Accents of Africa: A New Outsourcing Frontier
By MARC LACEY
NAIROBI, Kenya, Jan. 30 - Susan Mina, a Kenyan who has never stepped foot out of Africa, speaks English like the haughtiest of Britons. She can also put on a fair imitation of an American accent by swallowing all her words. Still, every once in a while, some Swahili slips out of her and that is not at all helpful as she tries to enhance Africa's role in the global explosion of outsourcing.
It happened the other day when she was trying to get a British man to sign up for a new cellular telephone service. He was in his home, minding his own business. She sat near the Nairobi airport, doing her business as a sales agent for KenCall, Kenya's first international call center.

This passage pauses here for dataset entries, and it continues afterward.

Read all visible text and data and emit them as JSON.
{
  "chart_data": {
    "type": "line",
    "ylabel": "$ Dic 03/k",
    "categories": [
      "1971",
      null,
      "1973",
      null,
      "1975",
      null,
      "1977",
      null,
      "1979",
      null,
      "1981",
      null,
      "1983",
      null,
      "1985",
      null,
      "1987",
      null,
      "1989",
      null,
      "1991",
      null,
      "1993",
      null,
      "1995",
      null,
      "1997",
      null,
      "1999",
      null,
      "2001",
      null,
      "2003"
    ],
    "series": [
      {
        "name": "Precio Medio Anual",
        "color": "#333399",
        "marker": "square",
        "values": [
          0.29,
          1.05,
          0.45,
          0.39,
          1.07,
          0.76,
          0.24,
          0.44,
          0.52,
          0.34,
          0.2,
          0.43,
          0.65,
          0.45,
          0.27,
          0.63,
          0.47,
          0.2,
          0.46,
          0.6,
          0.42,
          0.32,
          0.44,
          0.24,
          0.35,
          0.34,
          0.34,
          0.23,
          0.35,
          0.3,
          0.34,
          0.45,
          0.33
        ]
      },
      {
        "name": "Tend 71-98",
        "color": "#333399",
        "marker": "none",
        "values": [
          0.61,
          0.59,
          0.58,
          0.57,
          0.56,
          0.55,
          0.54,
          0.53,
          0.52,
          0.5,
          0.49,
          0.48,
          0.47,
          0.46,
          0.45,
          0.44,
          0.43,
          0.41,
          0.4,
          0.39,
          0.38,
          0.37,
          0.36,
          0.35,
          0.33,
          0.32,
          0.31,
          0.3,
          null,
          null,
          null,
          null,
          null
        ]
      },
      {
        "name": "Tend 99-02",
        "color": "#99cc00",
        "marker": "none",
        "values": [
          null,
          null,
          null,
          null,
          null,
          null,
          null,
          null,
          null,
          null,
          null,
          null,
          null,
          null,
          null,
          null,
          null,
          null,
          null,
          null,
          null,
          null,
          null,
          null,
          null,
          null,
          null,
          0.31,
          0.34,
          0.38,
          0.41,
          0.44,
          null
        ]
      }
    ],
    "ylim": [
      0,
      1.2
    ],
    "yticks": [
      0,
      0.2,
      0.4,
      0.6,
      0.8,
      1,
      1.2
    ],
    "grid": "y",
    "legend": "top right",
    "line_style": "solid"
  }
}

The man's accent - she pegged it as Irish - was unintelligible to her. "Pole sana?" she blurted out, which is what one says in Swahili instead of "Huh?"
Controlling one's Swahili is just one of the challenges that Kenyans are facing as they play catch-up in an industry that India and other countries have turned into major job generators.
Kenya's regular phone lines are so abysmal that the founders of KenCall had to go through the cumbersome process of getting government approval to use a costly satellite hookup. Even more dollars were burned on an elaborate generator system aimed at keeping KenCall's computer screens running during Nairobi's frequent power failures.
"Africa needs to raise its game," said Russell Southwood, who publishes an online newsletter on telecommunications in Africa at balancingact-africa.com. "It needs to show the world that it can do more than pick minerals out of the ground and grow fruits and vegetables."
KenCall is now up and running, and eager to lure business from Western companies that want cheap labor - but educated cheap labor like Ms. Mina, who has a university degree but earns less than $5,000 a year, not as much as a fast-food cashier would make in the United States.